New Delhi: A top secret report on how the government and military bungled the war with China cannot be made public without the consent of the army, said top sources in the Defence Ministry today.
Their clarification comes after Defence Minister Arun Jaitley told parliament that "disclosure of any information to this report would not be in national interest."
Before the national election in May, Mr Jaitley and his party, the BJP, had demanded that the government of Dr Manmohan Singh release the report by former army Lieutenant General Henderson Brooks so that the country would know how the government pushed the military into a war it seemed sure to lose.
Jawaharlal Nehru was Prime Minister when India was defeated in the 1962 conflict.
Explaining the drastically changed stand of Mr Jaitley, sources in the Defence Ministry told NDTV today that the report cannot be made public without the consent of the army, which is "the main stake-holder" in the investigation which was commissioned by the military after India's humiliating defeat.
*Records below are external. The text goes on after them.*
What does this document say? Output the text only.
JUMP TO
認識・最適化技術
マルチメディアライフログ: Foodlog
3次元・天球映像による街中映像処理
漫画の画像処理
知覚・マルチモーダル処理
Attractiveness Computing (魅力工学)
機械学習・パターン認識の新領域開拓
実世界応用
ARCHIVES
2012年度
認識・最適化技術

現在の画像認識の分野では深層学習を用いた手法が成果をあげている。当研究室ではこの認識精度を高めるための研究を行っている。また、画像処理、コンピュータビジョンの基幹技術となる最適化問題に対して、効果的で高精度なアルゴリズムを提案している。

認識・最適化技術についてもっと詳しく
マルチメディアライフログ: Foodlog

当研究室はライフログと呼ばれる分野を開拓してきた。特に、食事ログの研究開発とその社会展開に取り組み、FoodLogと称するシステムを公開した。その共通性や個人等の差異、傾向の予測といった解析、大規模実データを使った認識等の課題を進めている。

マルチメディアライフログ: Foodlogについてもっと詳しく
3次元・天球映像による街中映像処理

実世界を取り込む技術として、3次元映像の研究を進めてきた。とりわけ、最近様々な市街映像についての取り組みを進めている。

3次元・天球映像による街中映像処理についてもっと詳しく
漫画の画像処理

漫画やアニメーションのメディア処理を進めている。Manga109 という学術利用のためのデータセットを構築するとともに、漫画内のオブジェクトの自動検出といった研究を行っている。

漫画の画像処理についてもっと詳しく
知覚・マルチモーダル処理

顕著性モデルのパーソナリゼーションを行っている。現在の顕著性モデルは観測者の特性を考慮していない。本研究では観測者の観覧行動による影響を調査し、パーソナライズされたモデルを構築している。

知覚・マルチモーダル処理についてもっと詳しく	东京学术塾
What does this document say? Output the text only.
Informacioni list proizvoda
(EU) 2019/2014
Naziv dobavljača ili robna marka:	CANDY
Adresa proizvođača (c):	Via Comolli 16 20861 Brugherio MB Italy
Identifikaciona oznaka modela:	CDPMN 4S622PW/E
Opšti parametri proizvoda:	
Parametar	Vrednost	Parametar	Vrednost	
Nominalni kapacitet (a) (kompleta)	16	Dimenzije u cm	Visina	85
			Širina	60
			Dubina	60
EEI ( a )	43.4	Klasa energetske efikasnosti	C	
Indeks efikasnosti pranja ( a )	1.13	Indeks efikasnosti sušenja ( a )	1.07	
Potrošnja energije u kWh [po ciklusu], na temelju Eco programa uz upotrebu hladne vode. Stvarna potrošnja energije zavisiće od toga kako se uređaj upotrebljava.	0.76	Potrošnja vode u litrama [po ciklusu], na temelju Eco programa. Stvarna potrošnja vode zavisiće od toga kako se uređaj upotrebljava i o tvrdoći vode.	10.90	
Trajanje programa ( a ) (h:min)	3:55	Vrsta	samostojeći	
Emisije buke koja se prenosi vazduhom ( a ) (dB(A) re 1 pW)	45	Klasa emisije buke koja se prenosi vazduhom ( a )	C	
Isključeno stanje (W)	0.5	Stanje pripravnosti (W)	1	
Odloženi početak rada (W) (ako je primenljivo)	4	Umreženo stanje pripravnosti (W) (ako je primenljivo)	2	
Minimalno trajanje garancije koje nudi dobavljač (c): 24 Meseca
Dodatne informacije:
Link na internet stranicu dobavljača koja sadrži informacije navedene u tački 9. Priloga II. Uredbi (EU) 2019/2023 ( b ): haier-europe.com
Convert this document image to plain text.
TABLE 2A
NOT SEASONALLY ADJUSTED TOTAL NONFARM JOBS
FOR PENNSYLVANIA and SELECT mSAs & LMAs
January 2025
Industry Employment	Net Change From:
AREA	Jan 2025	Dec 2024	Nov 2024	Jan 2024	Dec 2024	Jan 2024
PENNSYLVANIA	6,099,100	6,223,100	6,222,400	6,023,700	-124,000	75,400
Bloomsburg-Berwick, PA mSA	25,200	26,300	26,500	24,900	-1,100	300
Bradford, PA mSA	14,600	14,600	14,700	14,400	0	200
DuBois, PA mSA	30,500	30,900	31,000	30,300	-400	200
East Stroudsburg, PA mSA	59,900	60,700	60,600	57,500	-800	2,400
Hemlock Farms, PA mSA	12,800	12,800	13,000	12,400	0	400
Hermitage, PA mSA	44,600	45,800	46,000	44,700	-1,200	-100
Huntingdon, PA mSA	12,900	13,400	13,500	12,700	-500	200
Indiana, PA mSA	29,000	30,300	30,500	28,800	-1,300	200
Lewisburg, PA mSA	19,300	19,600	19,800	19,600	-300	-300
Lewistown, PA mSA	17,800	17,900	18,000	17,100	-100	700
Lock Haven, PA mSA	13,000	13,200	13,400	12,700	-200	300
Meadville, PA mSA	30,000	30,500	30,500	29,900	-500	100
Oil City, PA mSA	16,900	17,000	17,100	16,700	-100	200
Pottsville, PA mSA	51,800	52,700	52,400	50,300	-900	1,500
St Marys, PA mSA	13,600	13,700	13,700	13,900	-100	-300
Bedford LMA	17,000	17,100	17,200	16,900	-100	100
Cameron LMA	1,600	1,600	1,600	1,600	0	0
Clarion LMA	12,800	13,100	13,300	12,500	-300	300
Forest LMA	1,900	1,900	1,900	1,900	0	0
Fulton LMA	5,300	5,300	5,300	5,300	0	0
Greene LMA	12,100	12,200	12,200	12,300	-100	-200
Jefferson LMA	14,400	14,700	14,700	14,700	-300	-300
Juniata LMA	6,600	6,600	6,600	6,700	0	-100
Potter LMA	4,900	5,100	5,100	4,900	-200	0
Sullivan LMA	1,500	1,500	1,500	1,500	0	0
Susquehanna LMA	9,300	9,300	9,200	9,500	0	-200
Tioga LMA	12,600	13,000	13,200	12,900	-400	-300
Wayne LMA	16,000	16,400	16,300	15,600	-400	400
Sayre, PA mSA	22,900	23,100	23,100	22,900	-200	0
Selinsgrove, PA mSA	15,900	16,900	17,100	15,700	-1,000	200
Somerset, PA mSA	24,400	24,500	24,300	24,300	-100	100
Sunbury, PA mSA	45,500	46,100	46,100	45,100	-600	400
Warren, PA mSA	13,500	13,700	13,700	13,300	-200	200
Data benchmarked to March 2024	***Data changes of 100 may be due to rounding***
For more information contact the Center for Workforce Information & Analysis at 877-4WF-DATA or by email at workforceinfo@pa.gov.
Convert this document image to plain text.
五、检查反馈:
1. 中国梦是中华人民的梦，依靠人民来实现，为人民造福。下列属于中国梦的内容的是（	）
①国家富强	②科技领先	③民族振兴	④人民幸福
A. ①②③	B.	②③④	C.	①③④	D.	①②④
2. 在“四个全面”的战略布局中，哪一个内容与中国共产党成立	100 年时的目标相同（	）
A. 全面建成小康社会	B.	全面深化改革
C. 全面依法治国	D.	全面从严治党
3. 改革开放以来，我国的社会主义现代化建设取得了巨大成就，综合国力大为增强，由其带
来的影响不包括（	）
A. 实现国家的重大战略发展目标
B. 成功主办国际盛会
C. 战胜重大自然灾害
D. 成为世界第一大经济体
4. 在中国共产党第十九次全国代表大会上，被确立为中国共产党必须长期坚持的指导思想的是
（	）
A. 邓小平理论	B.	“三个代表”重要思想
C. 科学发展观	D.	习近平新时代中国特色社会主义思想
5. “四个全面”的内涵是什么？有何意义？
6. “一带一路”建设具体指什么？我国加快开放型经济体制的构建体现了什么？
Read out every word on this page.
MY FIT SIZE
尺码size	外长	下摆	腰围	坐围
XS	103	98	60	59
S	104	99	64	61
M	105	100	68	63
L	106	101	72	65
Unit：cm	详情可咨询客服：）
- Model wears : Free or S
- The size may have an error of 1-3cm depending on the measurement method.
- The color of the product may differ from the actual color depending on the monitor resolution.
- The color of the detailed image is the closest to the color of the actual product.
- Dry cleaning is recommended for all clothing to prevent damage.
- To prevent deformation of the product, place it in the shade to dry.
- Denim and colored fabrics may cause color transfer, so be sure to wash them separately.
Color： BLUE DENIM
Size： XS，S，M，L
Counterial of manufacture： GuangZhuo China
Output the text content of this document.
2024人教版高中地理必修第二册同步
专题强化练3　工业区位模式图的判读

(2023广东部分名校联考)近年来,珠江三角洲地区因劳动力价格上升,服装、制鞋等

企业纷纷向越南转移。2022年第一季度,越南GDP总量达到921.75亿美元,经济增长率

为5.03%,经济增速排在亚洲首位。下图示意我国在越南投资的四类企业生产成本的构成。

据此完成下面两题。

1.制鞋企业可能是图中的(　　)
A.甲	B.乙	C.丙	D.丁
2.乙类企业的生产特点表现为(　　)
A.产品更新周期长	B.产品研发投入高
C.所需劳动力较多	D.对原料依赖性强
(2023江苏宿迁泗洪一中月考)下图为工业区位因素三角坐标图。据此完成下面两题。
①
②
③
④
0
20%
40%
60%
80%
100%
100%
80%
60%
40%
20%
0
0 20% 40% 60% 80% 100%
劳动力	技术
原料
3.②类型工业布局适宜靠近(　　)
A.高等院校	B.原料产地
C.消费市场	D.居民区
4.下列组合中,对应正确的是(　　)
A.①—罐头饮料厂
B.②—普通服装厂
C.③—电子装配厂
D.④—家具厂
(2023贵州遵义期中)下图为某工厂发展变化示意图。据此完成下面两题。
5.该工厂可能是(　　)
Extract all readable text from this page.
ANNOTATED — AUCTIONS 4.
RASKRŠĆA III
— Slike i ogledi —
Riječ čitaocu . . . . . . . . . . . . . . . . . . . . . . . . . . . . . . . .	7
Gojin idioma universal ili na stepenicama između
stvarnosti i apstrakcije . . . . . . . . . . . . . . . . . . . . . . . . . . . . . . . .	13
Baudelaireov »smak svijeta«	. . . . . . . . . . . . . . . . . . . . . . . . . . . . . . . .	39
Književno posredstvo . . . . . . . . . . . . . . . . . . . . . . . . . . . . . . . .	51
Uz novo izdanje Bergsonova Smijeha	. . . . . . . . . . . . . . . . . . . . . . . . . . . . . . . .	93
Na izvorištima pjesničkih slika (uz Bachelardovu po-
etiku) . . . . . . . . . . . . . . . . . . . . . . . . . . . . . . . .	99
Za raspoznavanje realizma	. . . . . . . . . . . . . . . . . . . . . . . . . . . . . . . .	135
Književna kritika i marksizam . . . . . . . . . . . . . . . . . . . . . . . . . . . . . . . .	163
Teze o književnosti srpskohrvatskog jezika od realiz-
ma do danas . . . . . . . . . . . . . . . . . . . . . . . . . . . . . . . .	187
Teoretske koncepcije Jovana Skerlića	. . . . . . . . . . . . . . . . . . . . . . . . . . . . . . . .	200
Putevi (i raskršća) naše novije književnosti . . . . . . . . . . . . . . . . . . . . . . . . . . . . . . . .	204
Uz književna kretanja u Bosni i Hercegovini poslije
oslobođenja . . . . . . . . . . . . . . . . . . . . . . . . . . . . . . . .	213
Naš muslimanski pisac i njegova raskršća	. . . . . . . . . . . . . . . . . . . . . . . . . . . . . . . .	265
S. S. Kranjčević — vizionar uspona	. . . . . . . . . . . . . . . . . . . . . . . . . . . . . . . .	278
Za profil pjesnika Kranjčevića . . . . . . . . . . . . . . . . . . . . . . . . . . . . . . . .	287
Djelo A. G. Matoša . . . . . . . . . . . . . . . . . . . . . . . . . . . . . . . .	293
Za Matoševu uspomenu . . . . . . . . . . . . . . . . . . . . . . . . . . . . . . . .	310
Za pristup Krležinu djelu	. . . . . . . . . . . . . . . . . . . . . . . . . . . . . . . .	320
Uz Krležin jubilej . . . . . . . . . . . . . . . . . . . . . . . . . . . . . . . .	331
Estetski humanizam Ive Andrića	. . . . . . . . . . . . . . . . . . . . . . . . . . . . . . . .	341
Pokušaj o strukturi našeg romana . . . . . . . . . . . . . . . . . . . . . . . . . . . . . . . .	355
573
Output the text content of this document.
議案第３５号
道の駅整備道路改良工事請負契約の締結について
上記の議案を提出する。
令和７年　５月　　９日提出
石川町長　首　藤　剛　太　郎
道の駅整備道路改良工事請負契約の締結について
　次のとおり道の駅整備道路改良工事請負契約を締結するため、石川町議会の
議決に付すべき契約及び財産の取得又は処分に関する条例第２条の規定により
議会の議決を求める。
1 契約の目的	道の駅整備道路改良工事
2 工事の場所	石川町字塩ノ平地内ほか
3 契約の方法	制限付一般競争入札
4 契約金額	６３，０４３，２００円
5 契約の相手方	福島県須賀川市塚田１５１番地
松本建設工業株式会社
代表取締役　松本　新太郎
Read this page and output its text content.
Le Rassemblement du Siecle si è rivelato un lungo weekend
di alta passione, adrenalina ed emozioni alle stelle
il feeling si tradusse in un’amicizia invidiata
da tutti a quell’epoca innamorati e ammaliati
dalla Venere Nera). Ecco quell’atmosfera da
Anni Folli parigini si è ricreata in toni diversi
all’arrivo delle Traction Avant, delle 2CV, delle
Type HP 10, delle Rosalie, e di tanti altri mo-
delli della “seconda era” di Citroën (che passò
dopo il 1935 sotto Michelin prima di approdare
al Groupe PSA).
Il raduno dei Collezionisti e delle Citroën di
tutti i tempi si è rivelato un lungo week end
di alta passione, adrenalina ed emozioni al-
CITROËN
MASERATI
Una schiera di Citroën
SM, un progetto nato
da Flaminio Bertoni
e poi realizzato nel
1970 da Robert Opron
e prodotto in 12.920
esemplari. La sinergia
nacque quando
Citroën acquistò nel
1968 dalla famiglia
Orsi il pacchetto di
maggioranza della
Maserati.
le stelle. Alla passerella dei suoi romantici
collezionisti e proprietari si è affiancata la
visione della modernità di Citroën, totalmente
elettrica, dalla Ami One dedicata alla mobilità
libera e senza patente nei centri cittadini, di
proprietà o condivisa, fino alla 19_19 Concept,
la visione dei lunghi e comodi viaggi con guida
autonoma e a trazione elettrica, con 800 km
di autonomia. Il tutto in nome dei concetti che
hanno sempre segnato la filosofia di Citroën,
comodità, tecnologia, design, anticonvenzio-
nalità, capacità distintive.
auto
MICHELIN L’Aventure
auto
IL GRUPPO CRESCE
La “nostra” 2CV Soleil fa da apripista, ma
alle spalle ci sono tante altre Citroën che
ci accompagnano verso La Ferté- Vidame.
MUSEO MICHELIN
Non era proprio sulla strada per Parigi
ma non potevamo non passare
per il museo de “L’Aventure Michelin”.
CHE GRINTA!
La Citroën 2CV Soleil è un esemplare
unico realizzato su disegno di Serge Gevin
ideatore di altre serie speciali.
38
Excerpts of the report were leaked earlier this year by an Australian journalist, Neville Maxwell, who wrote an acclaimed book on the war and said the government's policy of forward deployment in the high mountains had increased the chances of conflict.
The report said that in the months leading to the war, the Indian government ordered the military to patrol and establish posts far into the disputed border as part of a forward policy to deter the Chinese.
It held the top military brass also responsible for failing to stand up to the government and tell the politicians that it did not have the resources to support aggressive deployment and that troops would be too thinly spread out.